Step 4: the two branches eventually yield two results, which can also be weighted and summed as in the normal dual stream approach. Since the model can perform information fusion at an earlier stage, the accuracy of simultaneous prediction of two branches in a common dual-stream model can be achieved or even exceeded by performing video classification only by using the result of RGB branch, and at the moment, the optical flow branch does not need to perform subsequent operation (indicated by a dotted line in FIG. 2), a large number of parameters are saved, so that the model is very efficient.

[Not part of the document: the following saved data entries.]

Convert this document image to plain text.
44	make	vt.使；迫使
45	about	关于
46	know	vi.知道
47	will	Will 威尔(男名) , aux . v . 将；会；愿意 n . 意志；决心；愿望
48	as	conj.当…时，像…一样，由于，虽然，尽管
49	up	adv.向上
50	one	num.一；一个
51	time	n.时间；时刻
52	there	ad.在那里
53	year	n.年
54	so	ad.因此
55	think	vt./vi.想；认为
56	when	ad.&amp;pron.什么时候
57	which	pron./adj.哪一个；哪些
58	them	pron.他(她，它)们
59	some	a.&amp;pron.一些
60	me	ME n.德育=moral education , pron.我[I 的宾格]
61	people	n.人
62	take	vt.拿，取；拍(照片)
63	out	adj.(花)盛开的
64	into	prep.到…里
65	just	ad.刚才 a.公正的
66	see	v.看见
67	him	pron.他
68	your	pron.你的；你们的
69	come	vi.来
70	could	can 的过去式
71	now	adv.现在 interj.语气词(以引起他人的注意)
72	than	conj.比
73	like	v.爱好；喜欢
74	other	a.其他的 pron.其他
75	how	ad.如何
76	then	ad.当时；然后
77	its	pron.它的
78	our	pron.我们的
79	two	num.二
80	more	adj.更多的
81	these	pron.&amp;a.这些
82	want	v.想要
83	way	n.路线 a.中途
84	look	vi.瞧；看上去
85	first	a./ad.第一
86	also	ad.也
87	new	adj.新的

In addition, if the prediction precision is further improved by simultaneously adopting the two branch results of the model.
Based on the same inventive concept, the invention also provides a double-current video classification device based on a cross-mode attention mechanism corresponding to the method, which comprises the following steps:
the network construction module is responsible for establishing a neural network structure of the RGB branch and the optical flow branch, and comprises a cross-modal attention module;
the data processing module is responsible for obtaining RGB and optical flow according to the video to be classified and inputting the RGB and optical flow into the neural network structures of the RGB branch and the optical flow branch respectively;
the information fusion module is responsible for carrying out information interaction on input RGB and optical flow, and the neural network structures of the RGB branches and the optical flow branches through the cross-modal attention module to realize cross-modal information fusion;
and the video classification module is in charge of performing video classification according to the result of information fusion obtained by the neural network structure of the RGB branch and the optical flow branch.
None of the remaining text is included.